The note, purchased by the lender for $300,560, reflects an original issue discount of $75,140. It carries an interest rate of 15% per annum, with the first year’s interest guaranteed at $56,355. Should the company fail to make timely payments, the interest rate will increase to 18%. Monthly payments of $43,205.50 are scheduled from June 6, 2025, through March 6, 2026, with the company having the option to accelerate these payments. This new debt adds to the company’s financial strain, as InvestingPro analysis shows the company is already burning through cash rapidly, with negative EBITDA of $13.43 million and a significant revenue decline of 68.46% in the last twelve months.
In the event of default, the lender reserves the right to convert any portion of the note into shares of common stock at a discounted market price. The conversion rate is the lower of the note’s conversion price or 80% of the stock’s closing price in the ten days preceding the conversion, with a floor set at $0.52 per share, subject to adjustments. This comes at a time when SGBX’s stock has experienced significant volatility, with InvestingPro data showing an 86.72% decline in share price over the past year. The company’s market capitalization currently stands at just $2.87 million, reflecting investors’ concerns about its financial stability.
The cumulative number of shares issued to the lender is capped by Nasdaq Listing Rule 5635(d) at 19.99%, unless shareholder approval is obtained. If approval is not secured, the remaining balance of the note must be repaid in cash.
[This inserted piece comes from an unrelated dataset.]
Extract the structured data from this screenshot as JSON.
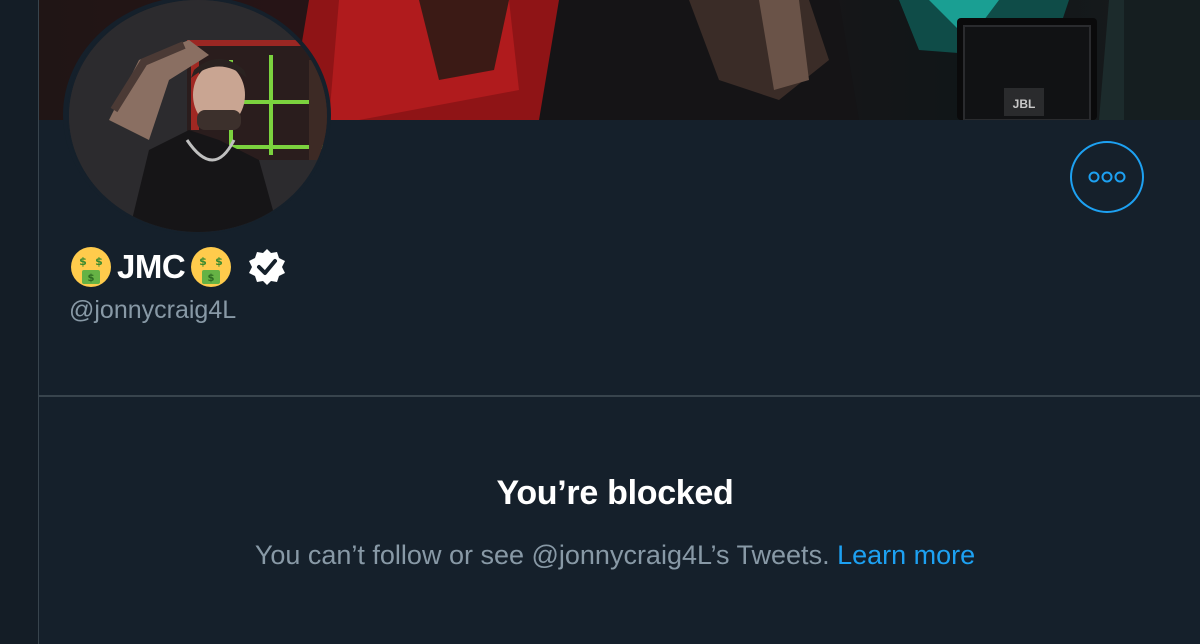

An event of default may occur if Safe & Green Holdings Corp. fails to meet payment obligations or breaches any terms of the note, SPA, or RRA, among other conditions. In such cases, the lender may convert the debt at the Alternate Price, which is the lesser of the conversion price, the stock’s closing price on the default date, or $0.52.
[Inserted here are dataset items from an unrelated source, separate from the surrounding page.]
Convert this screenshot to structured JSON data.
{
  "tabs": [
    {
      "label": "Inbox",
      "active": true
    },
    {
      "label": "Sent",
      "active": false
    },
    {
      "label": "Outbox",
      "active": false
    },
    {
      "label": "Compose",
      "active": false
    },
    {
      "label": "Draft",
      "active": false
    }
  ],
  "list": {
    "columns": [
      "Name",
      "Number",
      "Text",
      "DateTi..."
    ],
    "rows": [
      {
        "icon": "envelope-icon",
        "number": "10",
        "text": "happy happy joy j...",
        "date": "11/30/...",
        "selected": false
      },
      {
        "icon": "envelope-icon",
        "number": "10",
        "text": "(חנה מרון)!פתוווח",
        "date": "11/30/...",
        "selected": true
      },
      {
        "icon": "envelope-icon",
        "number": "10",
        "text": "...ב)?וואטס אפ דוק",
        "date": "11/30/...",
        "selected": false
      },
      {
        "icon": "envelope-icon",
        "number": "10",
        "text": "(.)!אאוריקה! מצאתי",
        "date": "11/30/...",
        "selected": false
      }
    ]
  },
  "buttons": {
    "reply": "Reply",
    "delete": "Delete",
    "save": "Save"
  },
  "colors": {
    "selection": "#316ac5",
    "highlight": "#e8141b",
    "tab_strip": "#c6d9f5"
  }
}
The company is restricted from paying dividends, repurchasing stock, repaying certain debts, or selling significant assets without the lender’s consent while under obligation of the note. Additionally, the company may opt to redeem the note at a price of 110% of the outstanding balance plus accrued interest, starting 60 days after shares become freely tradable to the lender.
This financial arrangement was disclosed in a recent SEC filing by Safe & Green Holdings Corp. The full details of the promissory note, SPA, and RRA are available in the exhibits attached to the company’s SEC filing.
In other recent news, Safe & Green Holdings Corp. announced significant financial developments and strategic moves. The company secured a $100 million Equity Line of Credit (ELOC) with Tysadco Partners LLC, allowing it to sell new common stock shares to the purchaser under specific conditions. Additionally, Safe & Green issued a promissory note to Tysadco with a principal of up to $1,875,000, convertible into common stock. Another financial agreement was made with GS Capital Partners (WA:CPAP), LLC, involving a $360,000 promissory note with an original issue discount and a 15% annual interest rate. Safe & Green Holdings also regained compliance with Nasdaq’s minimum equity standard, ensuring its continued listing on the Nasdaq Capital Market. The company executed a merger with Olenox Corp., enhancing its stockholders’ equity by approximately $60 million. Furthermore, Safe & Green expressed its intention to acquire County Line Industrial, LLC, marking a strategic growth plan to integrate operational expertise and improve production efficiency. These developments reflect Safe & Green’s ongoing efforts to strengthen its financial position and expand its market presence.